The Michigan Neuropathy Screening Instrument (MNSI) is a simple and non-invasive test that allows one to conduct a neurological examination. This score aims to highlight the specific signs of diabetic peripheral neuropathy. The Toronto Clinical Neuropathy Score and the modified Toronto Clinical Neuropathy Score (mTCNS) are simple and non-invasive and have been utilized in some trials. These are still indicated and validated for screening diabetic neuropathy and other clinical indications of neuropathic pain.
Quantitative Sensory Testing and Neurological Tools
Quantitative sensory testing (QST) is a beneficial tool in clinical practice, complementary to physical examination and scores, and it is capable of determining signs of altered sensitivity in individuals with suspected neuropathy. In particular, QST can be performed to evaluate the functional impairment of sensory nerve fibers. QST is a non-invasive method that can be utilized to evaluate the characteristics of neuropathic pain and to evaluate both loss and gain of sensory function.

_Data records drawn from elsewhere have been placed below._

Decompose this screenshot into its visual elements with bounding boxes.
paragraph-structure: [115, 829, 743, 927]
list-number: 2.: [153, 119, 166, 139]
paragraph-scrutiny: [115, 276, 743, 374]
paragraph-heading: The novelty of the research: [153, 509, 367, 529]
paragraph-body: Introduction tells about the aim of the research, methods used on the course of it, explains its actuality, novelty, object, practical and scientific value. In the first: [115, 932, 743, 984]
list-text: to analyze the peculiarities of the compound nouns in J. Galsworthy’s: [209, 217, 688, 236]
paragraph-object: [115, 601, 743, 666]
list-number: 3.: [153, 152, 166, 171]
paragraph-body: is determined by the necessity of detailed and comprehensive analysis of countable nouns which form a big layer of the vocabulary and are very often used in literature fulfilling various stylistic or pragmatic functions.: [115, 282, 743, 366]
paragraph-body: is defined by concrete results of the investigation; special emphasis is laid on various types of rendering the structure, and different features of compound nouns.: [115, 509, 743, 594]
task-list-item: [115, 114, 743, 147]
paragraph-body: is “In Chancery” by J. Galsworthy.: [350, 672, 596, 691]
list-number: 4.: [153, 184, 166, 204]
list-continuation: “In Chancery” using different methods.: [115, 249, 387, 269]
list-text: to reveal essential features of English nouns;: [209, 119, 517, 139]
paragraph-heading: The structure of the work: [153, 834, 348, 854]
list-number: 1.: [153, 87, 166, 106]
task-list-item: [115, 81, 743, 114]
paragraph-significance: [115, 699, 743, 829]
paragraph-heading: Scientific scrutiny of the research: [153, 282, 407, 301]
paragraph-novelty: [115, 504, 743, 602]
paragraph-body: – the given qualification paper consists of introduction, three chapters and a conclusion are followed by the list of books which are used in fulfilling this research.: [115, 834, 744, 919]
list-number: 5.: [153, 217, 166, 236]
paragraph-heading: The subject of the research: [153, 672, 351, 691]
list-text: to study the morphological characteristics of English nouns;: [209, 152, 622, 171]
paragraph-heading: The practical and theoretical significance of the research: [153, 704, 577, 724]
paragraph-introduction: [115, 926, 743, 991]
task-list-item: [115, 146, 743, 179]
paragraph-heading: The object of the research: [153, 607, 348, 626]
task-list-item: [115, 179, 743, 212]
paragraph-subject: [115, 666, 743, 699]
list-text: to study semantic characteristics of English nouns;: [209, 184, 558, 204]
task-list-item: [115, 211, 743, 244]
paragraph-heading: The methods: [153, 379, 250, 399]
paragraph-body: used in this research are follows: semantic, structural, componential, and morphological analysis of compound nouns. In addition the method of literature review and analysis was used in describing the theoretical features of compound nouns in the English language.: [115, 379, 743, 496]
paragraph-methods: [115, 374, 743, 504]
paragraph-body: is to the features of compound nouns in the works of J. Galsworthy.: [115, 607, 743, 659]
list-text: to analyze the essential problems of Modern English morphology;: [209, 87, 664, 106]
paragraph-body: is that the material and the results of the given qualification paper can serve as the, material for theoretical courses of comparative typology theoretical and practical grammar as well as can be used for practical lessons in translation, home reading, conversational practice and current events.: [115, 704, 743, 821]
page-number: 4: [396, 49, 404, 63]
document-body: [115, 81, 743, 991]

Nerve Conduction Studies (NCS)
Nerve conduction studies (NCS) are the gold standard exam for diagnosing diabetic peripheral neuropathy. NCS allows an evaluation of the large fibres, while with this tool it is not possible to specify the function of the small fibres.
Conclusion
Diabetic peripheral neuropathy is one of the main microvascular complications of diabetes mellitus. The pathophysiology underlying the development of this complication implicates different cells and tissues in a mix of pathways that together appear to its development. Despite substantial improvement in discovering these pathways, further studies appear essential to better explain the development of this complication, particularly regarding the role of endothelial dysfunction and the inflammatory cascade. Regarding the diagnosis of diabetic neuropathy, in most cases, thanks to clinical evaluation, scores, and the use of some non-invasive tools (e.g., QST), it appears possible to achieve a diagnosis of diabetic peripheral neuropathy, both for the involvement of large and small fibers.